Perks of being British

Sometimes having a very posh English accent in America can be a bit of pain. Examples include:

  • Needing to pronounce water as if it has a ‘d’ instead of a ‘t’ to avoid embarrassment in restaurants.
  • Being unable to say Power Hour.
  • The endless debates with Clay over whether or not cheerio is the same as aloha, obviously it’s not.
  • Having the word horrible yelled at you in a fake accent (‘orribowl) and then being forced to repeat it

But today in my American Literature class I had a B-E-A-utiful moment which reminded me how much it is worth it. My professor made us each introduce ourselves and say something for him to try and remember. I was second to last so everyone was fairly bored by the time we got round to me and I opened with the unadventurous line of, “Hi, I’m Megan. I’m on exchange this year and I’m on the rowing team.” I have never seen thirty heads turn round quite so quickly, it really was incredible. One girl from the opposite side of the room asked where I was from and the professor told everyone that they mustn’t presume that I’m his favourite and then told us about his grandchildren in Scotland. We then had a nice chat about how nobody can understand old Scottish people (true story).

Then, once I was home from my class, Courtney informed me that she had changed her Siri to be an English man and that it was retarded because it could never recognise what she was saying.
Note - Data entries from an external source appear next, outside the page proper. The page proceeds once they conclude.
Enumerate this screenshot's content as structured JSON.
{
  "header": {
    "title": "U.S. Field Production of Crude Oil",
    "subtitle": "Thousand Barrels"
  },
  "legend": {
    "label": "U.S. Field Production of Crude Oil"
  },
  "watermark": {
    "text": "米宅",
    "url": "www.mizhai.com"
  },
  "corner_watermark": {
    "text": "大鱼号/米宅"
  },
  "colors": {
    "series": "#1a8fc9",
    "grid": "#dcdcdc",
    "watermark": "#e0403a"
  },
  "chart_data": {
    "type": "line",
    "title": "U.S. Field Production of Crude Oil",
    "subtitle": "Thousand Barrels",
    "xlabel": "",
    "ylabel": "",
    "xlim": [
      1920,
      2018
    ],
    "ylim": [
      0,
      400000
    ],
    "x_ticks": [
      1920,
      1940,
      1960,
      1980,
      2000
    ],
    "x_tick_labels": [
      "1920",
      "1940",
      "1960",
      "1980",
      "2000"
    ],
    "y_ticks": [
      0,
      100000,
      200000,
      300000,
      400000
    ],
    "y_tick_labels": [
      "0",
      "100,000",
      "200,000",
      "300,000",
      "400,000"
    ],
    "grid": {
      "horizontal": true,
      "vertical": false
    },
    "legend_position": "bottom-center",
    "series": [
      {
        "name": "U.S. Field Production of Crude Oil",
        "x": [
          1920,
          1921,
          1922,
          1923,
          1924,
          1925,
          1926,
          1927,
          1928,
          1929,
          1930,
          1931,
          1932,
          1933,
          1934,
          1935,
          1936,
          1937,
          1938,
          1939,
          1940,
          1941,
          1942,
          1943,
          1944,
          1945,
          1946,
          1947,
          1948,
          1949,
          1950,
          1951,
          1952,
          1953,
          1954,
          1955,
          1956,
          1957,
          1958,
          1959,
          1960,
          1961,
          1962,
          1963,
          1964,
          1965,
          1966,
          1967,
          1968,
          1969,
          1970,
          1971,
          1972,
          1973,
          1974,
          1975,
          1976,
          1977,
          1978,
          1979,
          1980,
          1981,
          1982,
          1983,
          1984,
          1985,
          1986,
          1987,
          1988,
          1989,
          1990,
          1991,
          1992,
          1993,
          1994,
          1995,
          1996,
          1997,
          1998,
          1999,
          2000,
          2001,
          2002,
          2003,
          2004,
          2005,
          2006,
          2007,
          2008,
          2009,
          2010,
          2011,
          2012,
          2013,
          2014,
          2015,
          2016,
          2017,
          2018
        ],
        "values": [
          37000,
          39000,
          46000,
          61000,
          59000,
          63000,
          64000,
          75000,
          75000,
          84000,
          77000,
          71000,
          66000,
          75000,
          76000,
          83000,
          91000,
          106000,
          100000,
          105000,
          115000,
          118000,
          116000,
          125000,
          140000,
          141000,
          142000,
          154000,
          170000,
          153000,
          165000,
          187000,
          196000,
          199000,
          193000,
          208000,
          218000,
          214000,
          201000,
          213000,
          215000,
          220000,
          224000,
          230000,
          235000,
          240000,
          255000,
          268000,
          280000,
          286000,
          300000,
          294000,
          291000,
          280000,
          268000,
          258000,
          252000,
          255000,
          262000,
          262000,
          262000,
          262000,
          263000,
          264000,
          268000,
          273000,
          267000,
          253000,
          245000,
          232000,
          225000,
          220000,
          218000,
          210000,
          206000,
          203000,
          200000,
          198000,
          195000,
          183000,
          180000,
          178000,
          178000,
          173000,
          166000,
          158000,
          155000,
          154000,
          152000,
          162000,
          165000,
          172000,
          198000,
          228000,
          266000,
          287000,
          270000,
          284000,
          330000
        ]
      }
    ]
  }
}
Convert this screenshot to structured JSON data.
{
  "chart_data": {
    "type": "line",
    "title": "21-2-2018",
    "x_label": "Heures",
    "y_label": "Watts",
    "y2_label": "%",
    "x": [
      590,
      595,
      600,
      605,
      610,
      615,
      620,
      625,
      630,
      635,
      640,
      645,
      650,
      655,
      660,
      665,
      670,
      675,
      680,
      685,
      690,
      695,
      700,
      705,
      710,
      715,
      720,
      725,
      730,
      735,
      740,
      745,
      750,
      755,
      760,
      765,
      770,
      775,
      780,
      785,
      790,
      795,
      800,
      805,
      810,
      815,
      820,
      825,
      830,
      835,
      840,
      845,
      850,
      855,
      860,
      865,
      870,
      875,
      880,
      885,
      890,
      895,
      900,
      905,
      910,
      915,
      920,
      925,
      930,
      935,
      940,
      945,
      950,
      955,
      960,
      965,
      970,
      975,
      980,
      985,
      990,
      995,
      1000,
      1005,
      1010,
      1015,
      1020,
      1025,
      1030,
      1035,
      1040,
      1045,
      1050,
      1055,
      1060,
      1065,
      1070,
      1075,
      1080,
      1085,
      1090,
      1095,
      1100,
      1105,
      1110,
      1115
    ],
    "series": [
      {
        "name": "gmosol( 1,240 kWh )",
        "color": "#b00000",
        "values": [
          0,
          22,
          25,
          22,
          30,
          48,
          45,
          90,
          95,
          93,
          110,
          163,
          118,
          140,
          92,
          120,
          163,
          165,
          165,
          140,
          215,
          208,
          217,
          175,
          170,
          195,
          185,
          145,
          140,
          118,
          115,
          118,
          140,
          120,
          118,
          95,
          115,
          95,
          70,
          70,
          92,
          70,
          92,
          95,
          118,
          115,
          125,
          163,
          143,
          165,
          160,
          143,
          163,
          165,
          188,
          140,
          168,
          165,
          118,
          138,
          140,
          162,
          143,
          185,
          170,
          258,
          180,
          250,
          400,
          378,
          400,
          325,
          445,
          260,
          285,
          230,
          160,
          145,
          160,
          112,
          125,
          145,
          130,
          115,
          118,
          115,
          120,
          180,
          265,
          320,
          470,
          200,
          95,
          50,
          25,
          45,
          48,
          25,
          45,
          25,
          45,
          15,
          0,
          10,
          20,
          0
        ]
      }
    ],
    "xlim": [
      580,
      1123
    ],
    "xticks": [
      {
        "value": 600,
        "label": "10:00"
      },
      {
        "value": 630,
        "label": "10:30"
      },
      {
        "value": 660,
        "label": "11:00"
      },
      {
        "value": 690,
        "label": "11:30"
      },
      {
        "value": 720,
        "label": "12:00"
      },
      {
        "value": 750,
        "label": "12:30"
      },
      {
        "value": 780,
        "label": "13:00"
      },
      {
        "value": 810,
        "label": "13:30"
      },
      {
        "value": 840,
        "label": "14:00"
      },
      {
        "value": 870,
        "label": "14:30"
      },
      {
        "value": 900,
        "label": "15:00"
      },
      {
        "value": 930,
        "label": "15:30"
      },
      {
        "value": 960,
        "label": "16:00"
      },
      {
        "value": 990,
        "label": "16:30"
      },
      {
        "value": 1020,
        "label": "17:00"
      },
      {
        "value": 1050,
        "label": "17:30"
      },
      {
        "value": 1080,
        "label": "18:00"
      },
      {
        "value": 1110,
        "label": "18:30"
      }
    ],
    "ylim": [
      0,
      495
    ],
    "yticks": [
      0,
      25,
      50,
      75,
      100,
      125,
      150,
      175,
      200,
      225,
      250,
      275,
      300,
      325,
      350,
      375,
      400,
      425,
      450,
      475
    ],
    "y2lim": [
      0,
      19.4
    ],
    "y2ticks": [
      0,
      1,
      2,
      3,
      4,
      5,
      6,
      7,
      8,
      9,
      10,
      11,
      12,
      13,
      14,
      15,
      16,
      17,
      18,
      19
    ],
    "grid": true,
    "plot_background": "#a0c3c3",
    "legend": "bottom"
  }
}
I suggested that it couldn’t understand her accent so she repeated her request in what was a fair attempt at sounding like me and like magic Siri could understand her!

In other news, today the sun came out after a week of being genuinely concerned that campus was sinking and feeling like I was living within a cloud. Time to grab hold of the productive streak I’m having with both hands and make the most of first week back enthusiasm… after I’ve watched the season finale of American Horror Story.